The work was reported in the paper “Crystal Orientation and Defect Mapping in Electron-Beam-Sensitive Zeolites with Near-Axis Transmission Kikuchi Diffraction,” published earlier this month in the journal Nano Letters. Michael Barsoum, a joint PhD candidate in the labs of Dravid and Farha, was the paper’s first author. Jacobsen, an adjunct professor in the Weinberg College of Arts and Sciences’ Department of Earth, Environmental, and Planetary Sciences, was a co-author of the paper.

Dravid is the Abraham Harris Professor of Materials Science and Engineering at the McCormick School of Engineering and (by courtesy) professor of chemistry and dermatology. Farha is Charles E. and Emma H. Morrison Professor in Chemistry and chair of the Department of Chemistry at Weinberg and (by courtesy) professor of chemical and biological engineering at McCormick. 

Beyond resolution, speed is a key part of what makes the approach valuable. Traditional high-resolution techniques can be time consuming, sometimes allowing only a handful of particles to be analyzed in a session. In contrast, the NA TKD method is high throughput. Thousands of particles can be examined in minutes rather than hours. For the broader research community, this creates opportunities to combine microscopy with machine learning tools that rely on large datasets to identify patterns and guide the discovery of new materials.

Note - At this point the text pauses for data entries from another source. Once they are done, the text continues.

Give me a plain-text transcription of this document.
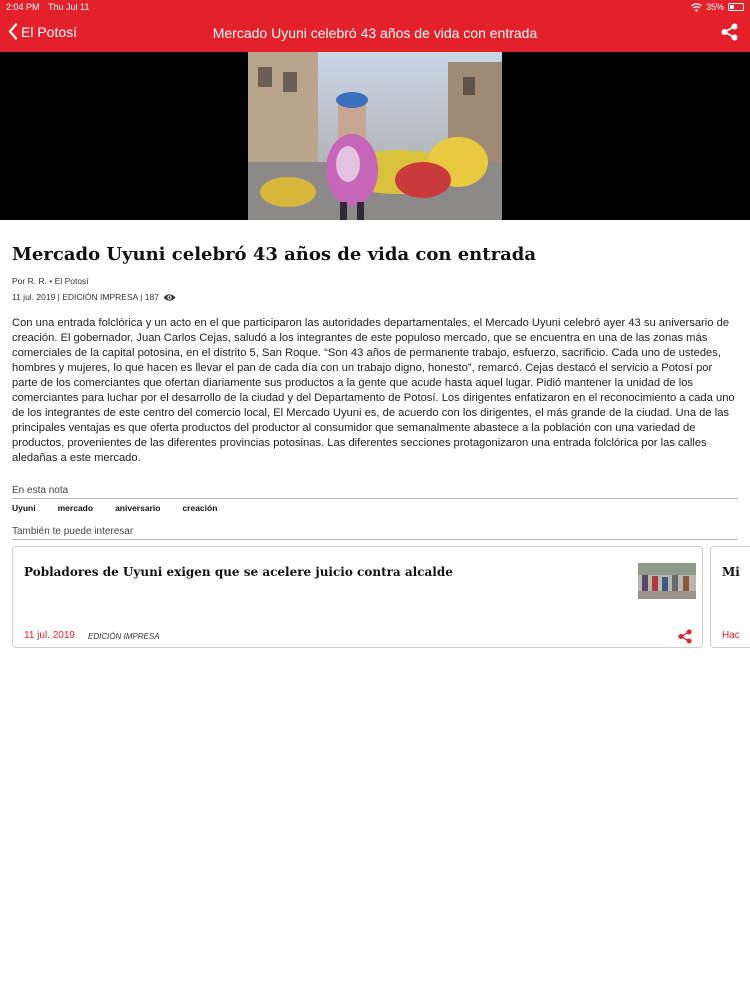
2:04 PM Thu Jul 11	35%
El Potosí	Mercado Uyuni celebró 43 años de vida con entrada
Mercado Uyuni celebró 43 años de vida con entrada
Por R. R. • El Potosí
11 jul. 2019 | EDICIÓN IMPRESA | 187

Con una entrada folclórica y un acto en el que participaron las autoridades departamentales, el Mercado Uyuni celebró ayer 43 su aniversario de creación. El gobernador, Juan Carlos Cejas, saludó a los integrantes de este populoso mercado, que se encuentra en una de las zonas más comerciales de la capital potosina, en el distrito 5, San Roque. “Son 43 años de permanente trabajo, esfuerzo, sacrificio. Cada uno de ustedes, hombres y mujeres, lo que hacen es llevar el pan de cada día con un trabajo digno, honesto”, remarcó. Cejas destacó el servicio a Potosí por parte de los comerciantes que ofertan diariamente sus productos a la gente que acude hasta aquel lugar. Pidió mantener la unidad de los comerciantes para luchar por el desarrollo de la ciudad y del Departamento de Potosí. Los dirigentes enfatizaron en el reconocimiento a cada uno de los integrantes de este centro del comercio local, El Mercado Uyuni es, de acuerdo con los dirigentes, el más grande de la ciudad. Una de las principales ventajas es que oferta productos del productor al consumidor que semanalmente abastece a la población con una variedad de productos, provenientes de las diferentes provincias potosinas. Las diferentes secciones protagonizaron una entrada folclórica por las calles aledañas a este mercado.

En esta nota
Uyuni	mercado	aniversario	creación
También te puede interesar
Pobladores de Uyuni exigen que se acelere juicio contra alcalde
11 jul. 2019 EDICIÓN IMPRESA
Mi
Hac
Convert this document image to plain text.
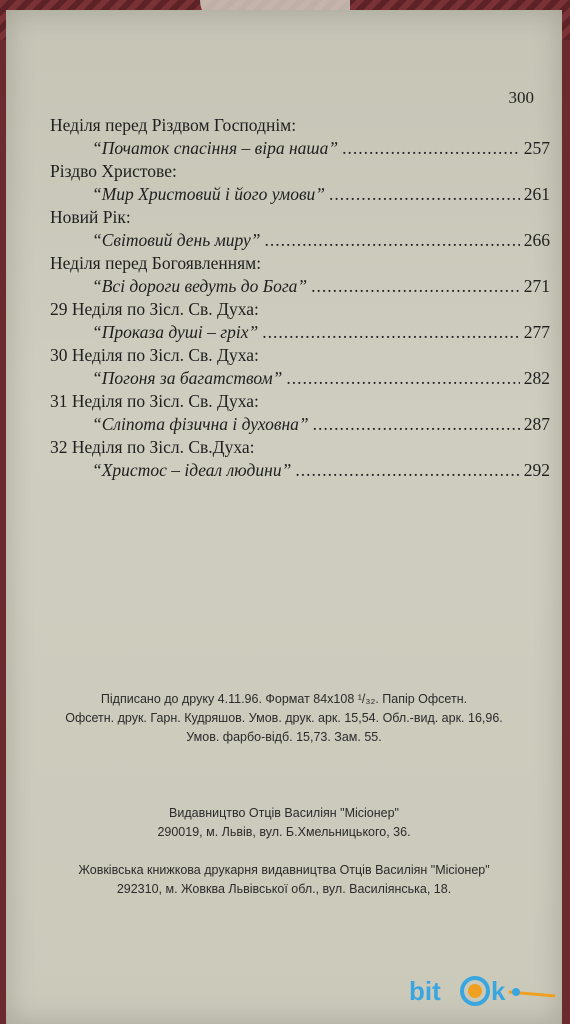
300
Неділя перед Різдвом Господнім:
“Початок спасіння – віра наша” .....	257
Різдво Христове:
“Мир Христовий і його умови” .....	261
Новий Рік:
“Світовий день миру” .....	266
Неділя перед Богоявленням:
“Всі дороги ведуть до Бога” .....	271
29 Неділя по Зісл. Св. Духа:
“Проказа душі – гріх” .....	277
30 Неділя по Зісл. Св. Духа:
“Погоня за багатством” .....	282
31 Неділя по Зісл. Св. Духа:
“Сліпота фізична і духовна” .....	287
32 Неділя по Зісл. Св.Духа:
“Христос – ідеал людини” .....	292
Підписано до друку 4.11.96. Формат 84х108 ¹/₃₂. Папір Офсетн.
Офсетн. друк. Гарн. Кудряшов. Умов. друк. арк. 15,54. Обл.-вид. арк. 16,96.
Умов. фарбо-відб. 15,73. Зам. 55.
Видавництво Отців Василіян "Місіонер"
290019, м. Львів, вул. Б.Хмельницького, 36.
Жовківська книжкова друкарня видавництва Отців Василіян "Місіонер"
292310, м. Жовква Львівської обл., вул. Василіянська, 18.
bit k
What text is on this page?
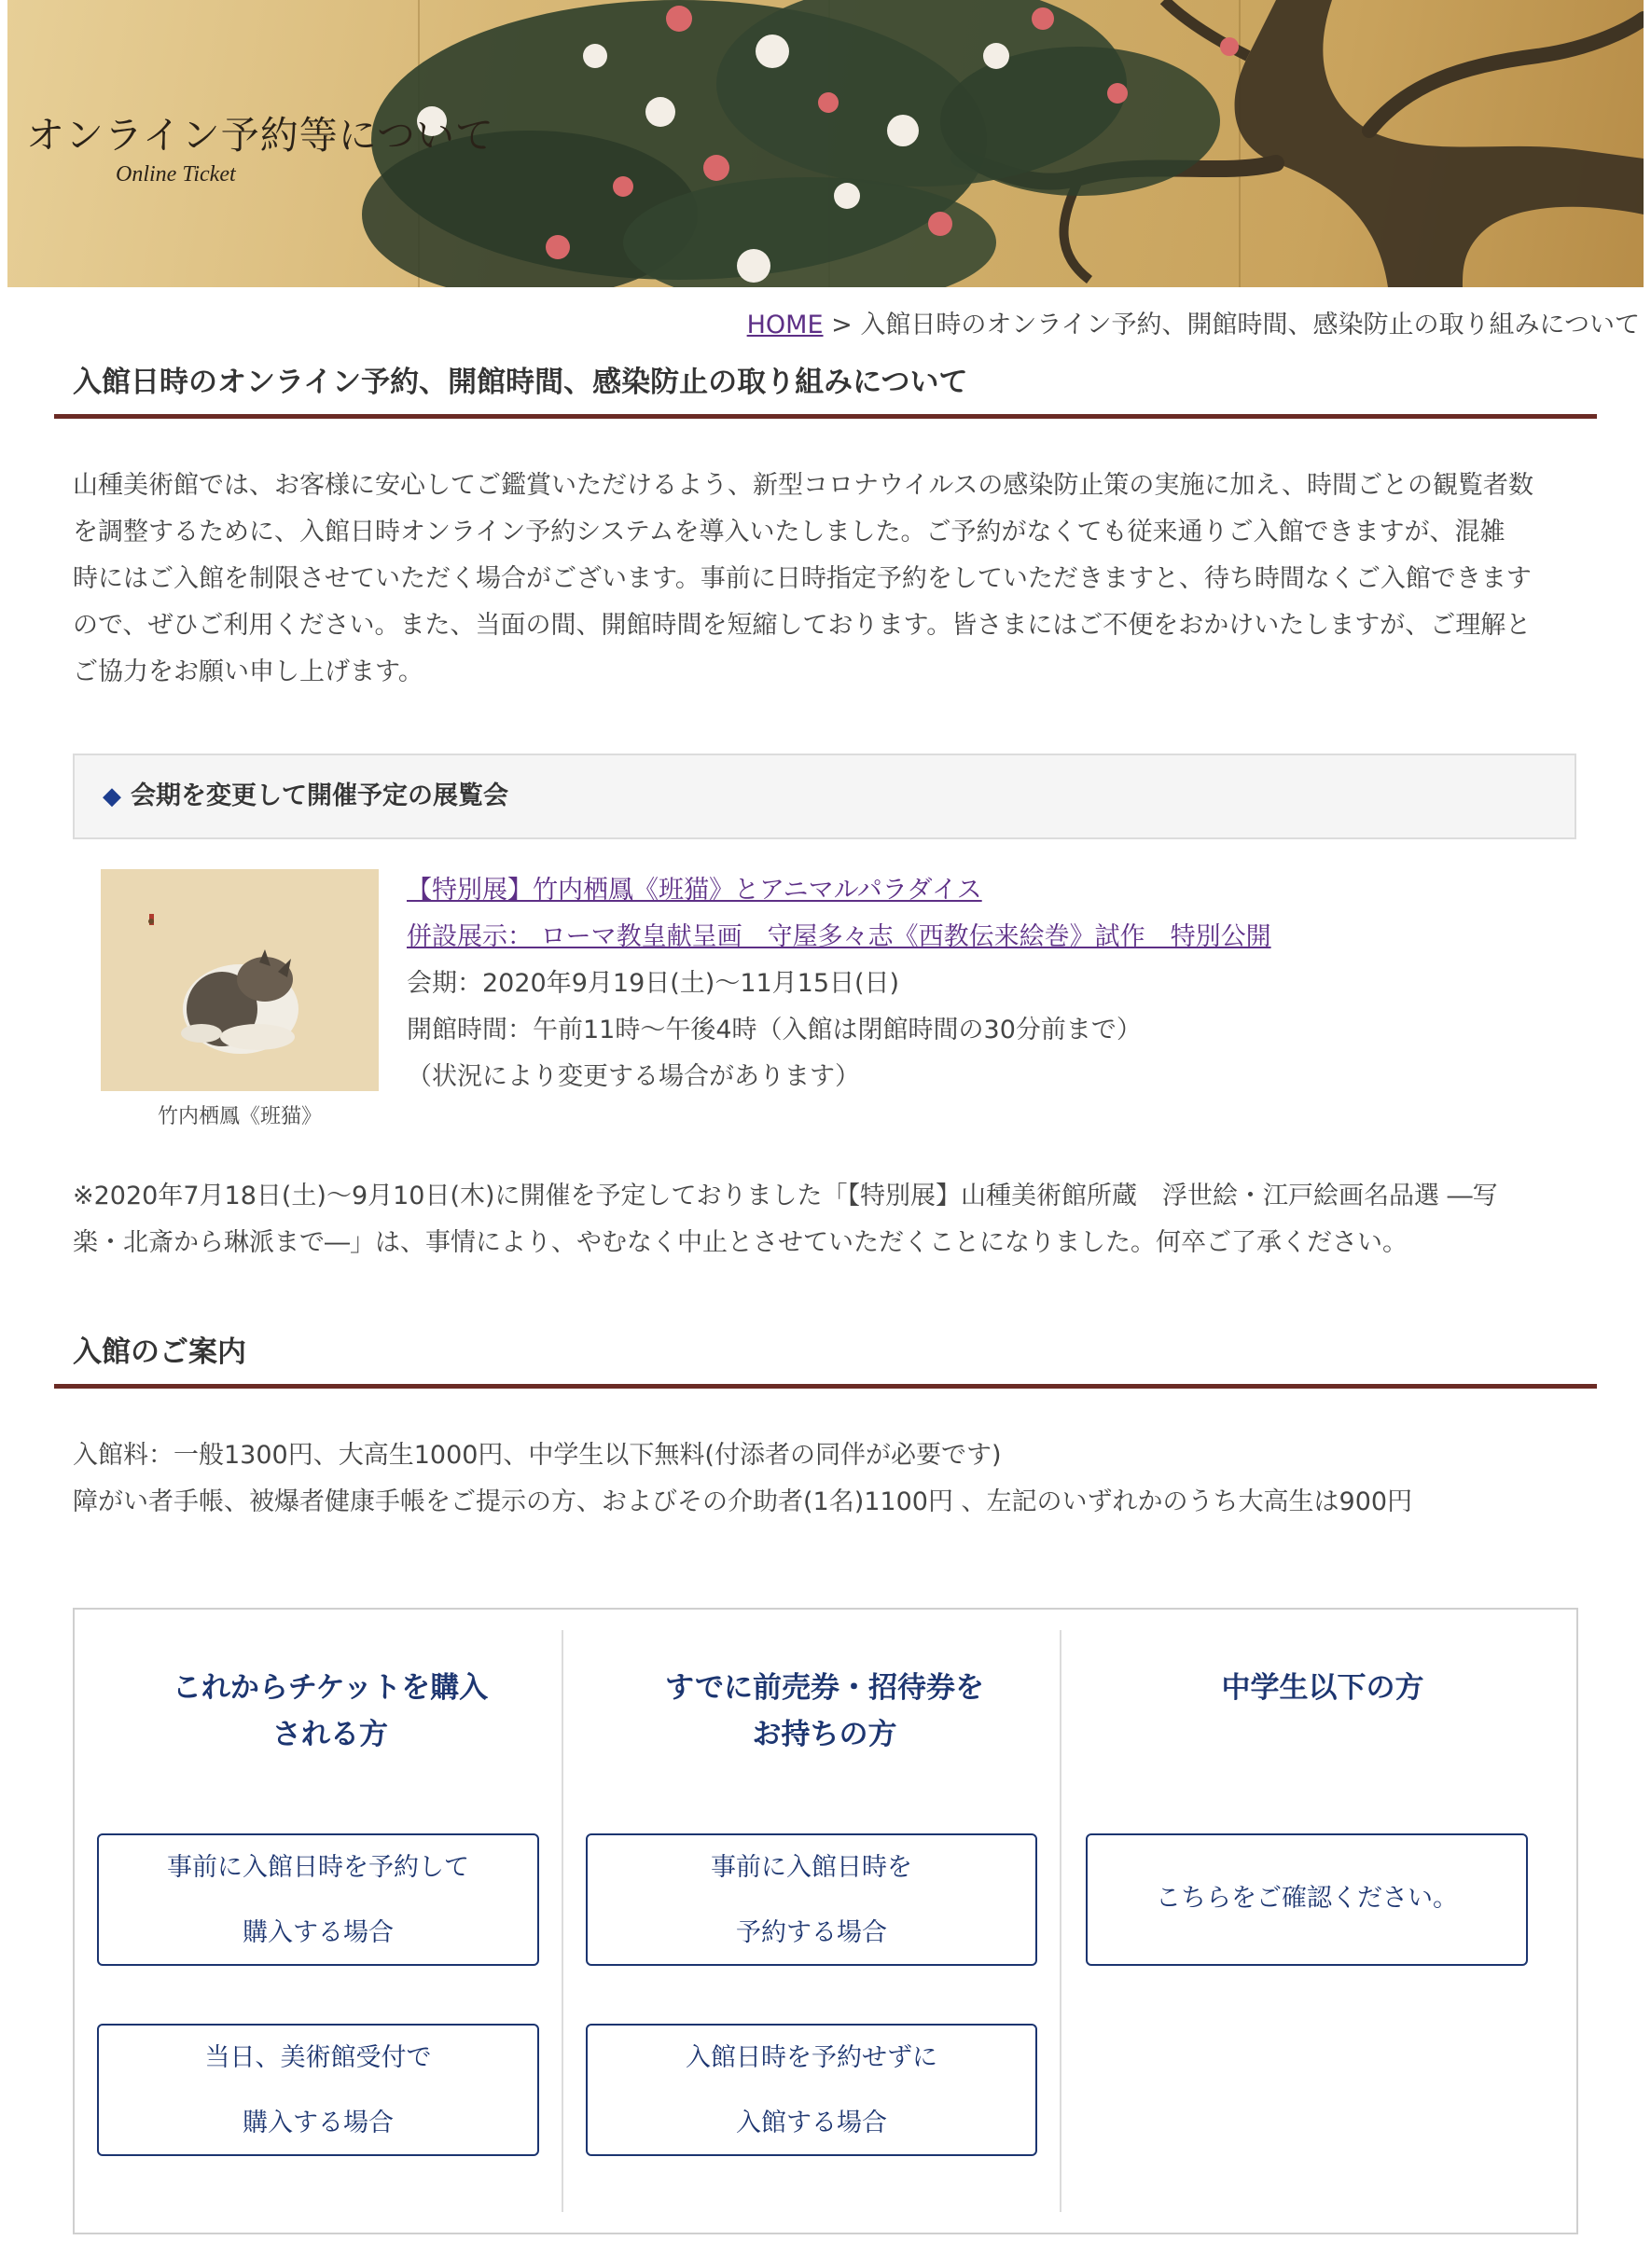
オンライン予約等について
Online Ticket
HOME > 入館日時のオンライン予約、開館時間、感染防止の取り組みについて
入館日時のオンライン予約、開館時間、感染防止の取り組みについて
山種美術館では、お客様に安心してご鑑賞いただけるよう、新型コロナウイルスの感染防止策の実施に加え、時間ごとの観覧者数
を調整するために、入館日時オンライン予約システムを導入いたしました。ご予約がなくても従来通りご入館できますが、混雑
時にはご入館を制限させていただく場合がございます。事前に日時指定予約をしていただきますと、待ち時間なくご入館できます
ので、ぜひご利用ください。また、当面の間、開館時間を短縮しております。皆さまにはご不便をおかけいたしますが、ご理解と
ご協力をお願い申し上げます。
◆ 会期を変更して開催予定の展覧会
竹内栖鳳《班猫》
【特別展】竹内栖鳳《班猫》とアニマルパラダイス
併設展示： ローマ教皇献呈画　守屋多々志《西教伝来絵巻》試作　特別公開
会期：2020年9月19日(土)〜11月15日(日)
開館時間：午前11時〜午後4時（入館は閉館時間の30分前まで）
（状況により変更する場合があります）
※2020年7月18日(土)〜9月10日(木)に開催を予定しておりました「【特別展】山種美術館所蔵　浮世絵・江戸絵画名品選 ―写
楽・北斎から琳派まで―」は、事情により、やむなく中止とさせていただくことになりました。何卒ご了承ください。
入館のご案内
入館料：一般1300円、大高生1000円、中学生以下無料(付添者の同伴が必要です)
障がい者手帳、被爆者健康手帳をご提示の方、およびその介助者(1名)1100円 、左記のいずれかのうち大高生は900円
これからチケットを購入
される方
事前に入館日時を予約して
購入する場合
当日、美術館受付で
購入する場合
すでに前売券・招待券を
お持ちの方
事前に入館日時を
予約する場合
入館日時を予約せずに
入館する場合
中学生以下の方
こちらをご確認ください。
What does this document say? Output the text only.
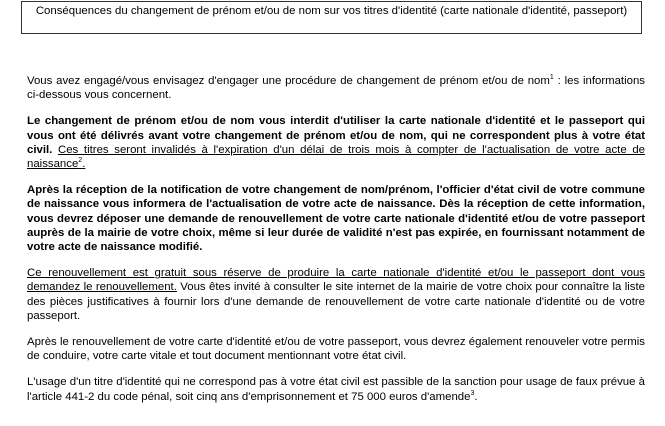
Conséquences du changement de prénom et/ou de nom sur vos titres d'identité (carte nationale d'identité, passeport)

Vous avez engagé/vous envisagez d'engager une procédure de changement de prénom et/ou de nom$^1$ : les informations ci-dessous vous concernent.

Le changement de prénom et/ou de nom vous interdit d'utiliser la carte nationale d'identité et le passeport qui vous ont été délivrés avant votre changement de prénom et/ou de nom, qui ne correspondent plus à votre état civil. Ces titres seront invalidés à l'expiration d'un délai de trois mois à compter de l'actualisation de votre acte de naissance$^2$.

Après la réception de la notification de votre changement de nom/prénom, l'officier d'état civil de votre commune de naissance vous informera de l'actualisation de votre acte de naissance. Dès la réception de cette information, vous devrez déposer une demande de renouvellement de votre carte nationale d'identité et/ou de votre passeport auprès de la mairie de votre choix, même si leur durée de validité n'est pas expirée, en fournissant notamment de votre acte de naissance modifié.

Ce renouvellement est gratuit sous réserve de produire la carte nationale d'identité et/ou le passeport dont vous demandez le renouvellement. Vous êtes invité à consulter le site internet de la mairie de votre choix pour connaître la liste des pièces justificatives à fournir lors d'une demande de renouvellement de votre carte nationale d'identité ou de votre passeport.

Après le renouvellement de votre carte d'identité et/ou de votre passeport, vous devrez également renouveler votre permis de conduire, votre carte vitale et tout document mentionnant votre état civil.

L'usage d'un titre d'identité qui ne correspond pas à votre état civil est passible de la sanction pour usage de faux prévue à l'article 441-2 du code pénal, soit cinq ans d'emprisonnement et 75 000 euros d'amende$^3$.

The ability to rapidly and reliably map zeolite crystals has implications across multiple industries. Zeolites are foundational to the petroleum refining industry, where they catalyze key reactions. They are also critical in chemical manufacturing, water treatment, and air purification. In the clean-energy sector, zeolites are used in carbon capture and storage systems and as supports for catalytic processes in sustainable fuel production. By making structural analysis faster and more accessible, NA TKD could accelerate improvements in performance, lower production costs, and enable the design of new materials that are more efficient and durable.

The choice of a scanning electron microscope is also significant.

“Compared to transmission electron microscopes, SEMs are generally more cost effective and offer larger sample chambers,” Barsoum said. “This makes the technique more accessible and practical for routine characterization, particularly for beam sensitive zeolitic samples where phase purity and structural variation matter. “These rich datasets are also ripe for machine learning and AI pipelines for high throughput discovery and to push the limits of determining space group, possibly even structure, from raw patterns.”